Last week we considered the amazing variety of ways we can serve God, pointing out that God normally uses us in relation to the way we are made. Our aptitudes, interests, and the gifts of the Spirit all combine to call us into service.
But Underhill rightly points out that sometimes, God’s call comes as a surprise…
If we consider the lives of the Saints, we see the strange paths along which they were driven to accomplish the Will to the accomplishment of their destiny; how unexpected and uncongenial were the ways in which they were used to bring the Kingdom in and do the Will of God… (p. 96-97).
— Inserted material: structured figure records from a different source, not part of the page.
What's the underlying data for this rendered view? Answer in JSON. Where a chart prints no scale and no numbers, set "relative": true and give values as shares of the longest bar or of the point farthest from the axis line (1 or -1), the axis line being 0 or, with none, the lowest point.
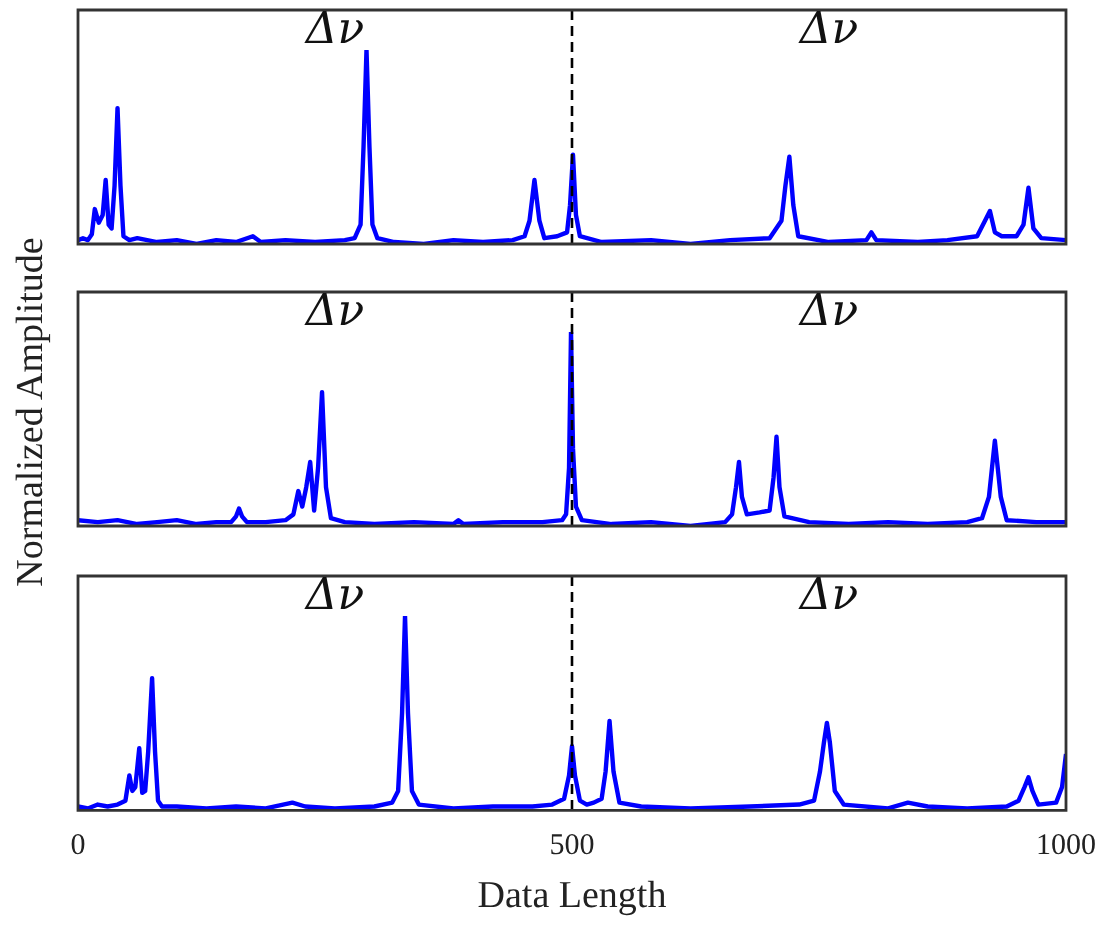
{
  "chart_data": [
    {
      "type": "line",
      "relative": true,
      "xlim": [
        0,
        1000
      ],
      "xticks": [
        0,
        500,
        1000
      ],
      "tick_labels": false,
      "grid": false,
      "legend": false,
      "marker": "none",
      "line_style": "solid",
      "x": [
        0,
        5,
        10,
        14,
        17,
        21,
        25,
        28,
        31,
        34,
        37,
        40,
        43,
        46,
        52,
        60,
        80,
        100,
        120,
        140,
        160,
        177,
        185,
        210,
        240,
        270,
        280,
        286,
        289,
        292,
        295,
        298,
        303,
        320,
        350,
        380,
        410,
        440,
        452,
        457,
        462,
        467,
        472,
        485,
        495,
        498,
        501,
        504,
        508,
        530,
        580,
        620,
        660,
        700,
        712,
        716,
        720,
        724,
        729,
        760,
        798,
        803,
        808,
        850,
        880,
        910,
        918,
        923,
        928,
        935,
        950,
        957,
        962,
        967,
        975,
        1000
      ],
      "series": [
        {
          "color": "#0000ff",
          "values": [
            0.02,
            0.03,
            0.02,
            0.05,
            0.18,
            0.11,
            0.15,
            0.33,
            0.1,
            0.08,
            0.3,
            0.7,
            0.3,
            0.04,
            0.02,
            0.03,
            0.01,
            0.02,
            0,
            0.02,
            0.01,
            0.04,
            0.01,
            0.02,
            0.01,
            0.02,
            0.03,
            0.1,
            0.5,
            1,
            0.5,
            0.1,
            0.03,
            0.01,
            0,
            0.02,
            0.01,
            0.02,
            0.04,
            0.12,
            0.33,
            0.12,
            0.03,
            0.04,
            0.06,
            0.2,
            0.46,
            0.15,
            0.04,
            0.01,
            0.02,
            0,
            0.02,
            0.03,
            0.12,
            0.3,
            0.45,
            0.2,
            0.04,
            0.01,
            0.02,
            0.06,
            0.02,
            0.01,
            0.02,
            0.04,
            0.12,
            0.17,
            0.06,
            0.04,
            0.04,
            0.1,
            0.29,
            0.08,
            0.03,
            0.02
          ]
        }
      ],
      "ref_lines": [
        {
          "axis": "x",
          "value": 500,
          "color": "#000000",
          "line_style": "dashed"
        }
      ],
      "annotations": [
        "Δν",
        "Δν"
      ]
    },
    {
      "type": "line",
      "relative": true,
      "xlim": [
        0,
        1000
      ],
      "xticks": [
        0,
        500,
        1000
      ],
      "tick_labels": false,
      "grid": false,
      "legend": false,
      "marker": "none",
      "line_style": "solid",
      "ylabel": "Normalized Amplitude",
      "x": [
        0,
        20,
        40,
        60,
        80,
        100,
        120,
        140,
        155,
        160,
        163,
        166,
        171,
        190,
        210,
        218,
        223,
        227,
        231,
        235,
        239,
        243,
        247,
        251,
        256,
        270,
        300,
        340,
        380,
        385,
        390,
        430,
        470,
        490,
        494,
        497,
        499,
        501,
        504,
        510,
        540,
        580,
        620,
        655,
        662,
        666,
        669,
        672,
        677,
        690,
        700,
        704,
        707,
        710,
        715,
        740,
        780,
        820,
        860,
        900,
        915,
        922,
        928,
        934,
        940,
        970,
        1000
      ],
      "series": [
        {
          "color": "#0000ff",
          "values": [
            0.03,
            0.02,
            0.03,
            0.01,
            0.02,
            0.03,
            0.01,
            0.02,
            0.02,
            0.05,
            0.09,
            0.05,
            0.02,
            0.02,
            0.03,
            0.06,
            0.18,
            0.1,
            0.2,
            0.33,
            0.08,
            0.3,
            0.69,
            0.2,
            0.04,
            0.02,
            0.01,
            0.02,
            0.01,
            0.03,
            0.01,
            0.02,
            0.02,
            0.03,
            0.06,
            0.3,
            1,
            0.4,
            0.1,
            0.03,
            0.01,
            0.02,
            0,
            0.02,
            0.06,
            0.2,
            0.33,
            0.15,
            0.06,
            0.07,
            0.08,
            0.25,
            0.46,
            0.2,
            0.05,
            0.02,
            0.01,
            0.02,
            0.01,
            0.02,
            0.04,
            0.15,
            0.44,
            0.15,
            0.03,
            0.02,
            0.02
          ]
        }
      ],
      "ref_lines": [
        {
          "axis": "x",
          "value": 500,
          "color": "#000000",
          "line_style": "dashed"
        }
      ],
      "annotations": [
        "Δν",
        "Δν"
      ]
    },
    {
      "type": "line",
      "relative": true,
      "xlim": [
        0,
        1000
      ],
      "xticks": [
        0,
        500,
        1000
      ],
      "tick_labels": "x",
      "grid": false,
      "legend": false,
      "marker": "none",
      "line_style": "solid",
      "xlabel": "Data Length",
      "x": [
        0,
        10,
        20,
        30,
        40,
        48,
        52,
        55,
        58,
        62,
        65,
        68,
        71,
        75,
        78,
        81,
        85,
        100,
        130,
        160,
        190,
        217,
        230,
        260,
        300,
        318,
        324,
        328,
        331,
        334,
        338,
        345,
        380,
        420,
        460,
        480,
        492,
        497,
        500,
        503,
        508,
        515,
        522,
        530,
        534,
        538,
        542,
        548,
        570,
        620,
        680,
        730,
        745,
        751,
        755,
        758,
        761,
        766,
        775,
        820,
        840,
        860,
        900,
        940,
        952,
        958,
        962,
        966,
        972,
        990,
        996,
        1000
      ],
      "series": [
        {
          "color": "#0000ff",
          "values": [
            0.02,
            0.01,
            0.03,
            0.02,
            0.03,
            0.05,
            0.18,
            0.1,
            0.12,
            0.32,
            0.09,
            0.1,
            0.3,
            0.68,
            0.3,
            0.05,
            0.02,
            0.02,
            0.01,
            0.02,
            0.01,
            0.04,
            0.02,
            0.01,
            0.02,
            0.04,
            0.1,
            0.5,
            1,
            0.5,
            0.1,
            0.03,
            0.01,
            0.02,
            0.02,
            0.03,
            0.06,
            0.18,
            0.33,
            0.18,
            0.05,
            0.03,
            0.04,
            0.06,
            0.2,
            0.46,
            0.2,
            0.04,
            0.02,
            0.01,
            0.02,
            0.03,
            0.05,
            0.2,
            0.35,
            0.45,
            0.35,
            0.1,
            0.03,
            0.01,
            0.04,
            0.02,
            0.01,
            0.02,
            0.05,
            0.12,
            0.17,
            0.1,
            0.03,
            0.04,
            0.12,
            0.29
          ]
        }
      ],
      "ref_lines": [
        {
          "axis": "x",
          "value": 500,
          "color": "#000000",
          "line_style": "dashed"
        }
      ],
      "annotations": [
        "Δν",
        "Δν"
      ]
    }
  ]
}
If we eliminate the “element of surprise” from our spiritual formation, we may miss the way God wants to use us—even though I stick by my assertion that God usually chooses to use us as we are. However, it is necessary to note that this is not always the case.
I have had a taste of this myself. When God called me to preach, I could not stand up in my English class in high school and give an oral book report. Mrs. Middleton allowed me to write my book reports out by hand, because it was so embarrassing to try to speak about what I had read—even though everyone in the class was a friend.
I had a problem which psychologists call “blocking”—I could hear the word in my mind, but I could not get it to come out of my mouth.
I was a mystery to myself, because I really believed that God was calling me to preach. But I knew preachers make a living with their mouths. So, I was floundering to understand the call and my seeming inability to meet it. As I did this, all I ever received in my pondering was the message, “What I call you to do, I will equip you to do.” And so it has been.
In the same way, Underhill writes that God will give the heavenly bread needed to make us strong for the destiny we’ve been given (p. 97). And again, I have found it to be so. I never took a course in overcoming stage fright, and I was never “healed” (in the technical sense) of my inability to speak in public. But with the call has come the provision.
The problem is that some people think God works by surprise all of the time—so that the only way to know God’s will is to find something you don’t want to do—or be sent somewhere you don’t want to go.
I reject that as a normative principle, but I do not rule out the fact that there will be times when God’s will comes to us in the clothing of surprise. When it happens that way, we do well to remember that we are the only ones who are surprised—not God! And we must trust that with the call will come the means to fulfill it.